Oakland only joined the lab nine months ago and is already working on projects of his own. What he sees under the microscope could mean a new understanding of oxytocin, a neurotransmitter commonly thought of as the love hormone. Oakland came up with an idea of how different brain regions using oxytocin might interact with each other, and he is testing that idea now.
“It's an amazing idea,” said Trainor, whose research is funded by the National Institutes of Health. “If he’s right, it could explain a big gap in our lab’s story. We know oxytocin has opposing effects on behavior acting in different parts of the brain, but we don’t know if they interact with each other.”
Looking through the microscope lens, Oakland could see brighter spots of green fluorescence that might be the brain cell fibers he’s looking for. By now he knows the different parts of the brain and what they do. He knows theoretically how different regions of the brain communicate with each other and he knows he collected the brain material correctly before he put it on the plate.

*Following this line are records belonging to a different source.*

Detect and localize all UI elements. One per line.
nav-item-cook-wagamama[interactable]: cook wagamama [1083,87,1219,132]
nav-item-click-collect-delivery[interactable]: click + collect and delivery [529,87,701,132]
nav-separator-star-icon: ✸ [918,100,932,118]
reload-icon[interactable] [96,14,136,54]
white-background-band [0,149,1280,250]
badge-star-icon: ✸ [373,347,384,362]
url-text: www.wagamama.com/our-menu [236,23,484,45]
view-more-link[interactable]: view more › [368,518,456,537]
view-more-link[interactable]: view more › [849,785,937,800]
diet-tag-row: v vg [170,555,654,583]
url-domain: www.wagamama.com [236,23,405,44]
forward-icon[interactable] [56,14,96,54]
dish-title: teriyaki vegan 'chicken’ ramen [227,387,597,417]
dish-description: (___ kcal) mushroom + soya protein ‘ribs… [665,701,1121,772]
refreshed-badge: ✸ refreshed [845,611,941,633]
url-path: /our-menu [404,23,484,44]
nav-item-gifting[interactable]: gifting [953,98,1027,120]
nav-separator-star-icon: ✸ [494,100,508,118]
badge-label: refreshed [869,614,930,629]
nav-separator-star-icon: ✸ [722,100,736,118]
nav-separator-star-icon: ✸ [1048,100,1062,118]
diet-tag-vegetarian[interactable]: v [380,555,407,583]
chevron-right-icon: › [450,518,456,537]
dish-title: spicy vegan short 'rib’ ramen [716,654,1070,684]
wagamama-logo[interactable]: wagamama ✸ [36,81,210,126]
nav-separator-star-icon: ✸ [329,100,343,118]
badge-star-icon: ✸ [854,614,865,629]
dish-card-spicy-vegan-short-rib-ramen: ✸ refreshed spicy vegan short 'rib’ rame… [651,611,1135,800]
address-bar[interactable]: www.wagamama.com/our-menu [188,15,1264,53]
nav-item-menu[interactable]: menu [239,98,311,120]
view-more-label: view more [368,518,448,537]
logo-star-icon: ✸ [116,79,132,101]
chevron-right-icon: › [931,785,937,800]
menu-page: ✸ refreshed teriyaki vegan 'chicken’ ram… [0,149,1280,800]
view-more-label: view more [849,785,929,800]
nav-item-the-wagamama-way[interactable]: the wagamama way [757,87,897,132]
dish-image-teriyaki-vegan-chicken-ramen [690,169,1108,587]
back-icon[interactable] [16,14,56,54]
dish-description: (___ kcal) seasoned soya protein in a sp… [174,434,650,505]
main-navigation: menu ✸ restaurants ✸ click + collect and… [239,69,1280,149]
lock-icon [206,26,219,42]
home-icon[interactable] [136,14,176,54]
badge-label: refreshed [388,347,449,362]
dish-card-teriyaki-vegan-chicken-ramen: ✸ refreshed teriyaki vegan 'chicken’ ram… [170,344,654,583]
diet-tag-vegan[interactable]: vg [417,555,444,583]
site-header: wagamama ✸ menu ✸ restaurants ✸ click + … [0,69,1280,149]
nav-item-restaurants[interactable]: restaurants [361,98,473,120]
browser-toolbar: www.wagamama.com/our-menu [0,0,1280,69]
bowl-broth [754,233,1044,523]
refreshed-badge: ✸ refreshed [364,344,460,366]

“I can see the fluorescence there, and I can see what look like axonal fibers,” he said.
Learning this new process is one of a many new challenges he’s finding as a Ph.D. student. In a matter of months, he traded his military uniform permanently for a white lab coat, protective googles and purple rubber gloves. He said that his past achievements in the military give him confidence that he will succeed.
“Everybody's got their own path, but you as military veterans are resilient,” he said. “It doesn't matter your age. You were able to do all these amazing things at 18 when you first joined. For me, if I was able to tolerate more than 10 years of really stressful experiences. I could easily push forward here.”